Diklat Pembebasan Lahan/Pengadaan Tanah di PLN
Sebagai salah satu instruktur tidak tetap Diklat Pengadaan tanah, saya sering sharing dengan teman-teman mengenai permasalahan pengadaan tanah di PLN. Dari beberapa wilayah/Regional PLN yang telah saya datangi permasalahn Pengadaan Tanah umumnya bisa dikelompokkan menjadi beberapa tipe. Tipe pertama adalah tipe permasalahan sosial. Permasalahan sosial yang muncul bisa saja berupa penolakan warga terhadap rencana lokasi pengadaan tanah. Penolakan dari warga bisa disebabkan oleh “provokasi” oleh LSM atau tokoh masyarakat. Hal ini bisa dilihat dari kasus PLTU Batang. Tipe kedua adalah penolakan warga terhadapa nilai ganti rugi yang ditawarkan. Hal ini bisa disebabkan oleh “provokasi” beberapa oknum warga yang tidak puas terhadap nilai hasil appraisal. Tipe ketiga adalah permasalahan regulasi. Tipe ketiga ini bisa disebabkan oleh belum harmonisnya regulasi yang ada. Sering ada “pertentangan” atau ketidaksinkronan antar regulasi sekotor yang ada.

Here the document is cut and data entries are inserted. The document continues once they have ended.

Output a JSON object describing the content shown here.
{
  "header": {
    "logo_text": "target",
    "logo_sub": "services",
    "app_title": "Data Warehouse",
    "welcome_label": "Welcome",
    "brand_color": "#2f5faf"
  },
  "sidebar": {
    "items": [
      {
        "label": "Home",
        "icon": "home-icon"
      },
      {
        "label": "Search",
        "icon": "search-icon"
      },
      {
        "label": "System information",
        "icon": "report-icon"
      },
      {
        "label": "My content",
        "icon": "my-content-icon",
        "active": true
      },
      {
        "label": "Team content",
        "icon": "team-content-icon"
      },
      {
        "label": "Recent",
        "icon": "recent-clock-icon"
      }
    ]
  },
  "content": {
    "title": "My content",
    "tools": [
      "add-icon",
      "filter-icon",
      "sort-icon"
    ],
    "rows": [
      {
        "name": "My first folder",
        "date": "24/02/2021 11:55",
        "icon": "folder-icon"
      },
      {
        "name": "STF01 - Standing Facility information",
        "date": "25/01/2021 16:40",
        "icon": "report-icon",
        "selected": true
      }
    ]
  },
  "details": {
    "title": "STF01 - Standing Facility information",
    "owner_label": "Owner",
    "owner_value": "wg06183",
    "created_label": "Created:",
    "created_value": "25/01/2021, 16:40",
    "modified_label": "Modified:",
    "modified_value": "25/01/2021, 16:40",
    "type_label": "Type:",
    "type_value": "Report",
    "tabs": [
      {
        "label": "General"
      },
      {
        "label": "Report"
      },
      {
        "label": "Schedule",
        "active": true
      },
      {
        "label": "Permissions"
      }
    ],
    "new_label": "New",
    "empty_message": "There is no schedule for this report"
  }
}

Pembebasan lahan PLN yang berjalan lambat disebabkan oleh terbatasnya pegawai di Bidang Pertanahan. Untuk mengatasi hal ini Manajemen PLN membentuk tim-tim pembebasan lahan yang anggotanya berasal dari berbagai bidang misalnya Bidang keuangan, Teknik,dll. Hal ini perlu dilakukan karena jika tanah belum bebas, orang Teknik mau kerja apa ? karena tanah belum bebas maka konstruksi belum bisa dimulai. Karena banyaknya pegawai yang buka di bidang pertanahan masuk ke tim pembebasan lahan maka Diklat pengadaan Tanah perlu dilakukan. Beberapa Udiklat PLN di seluruh Indonesia menjadi pelaksana Diklat tersebut dengan Udiklat Bogor menjadi koordinatornya.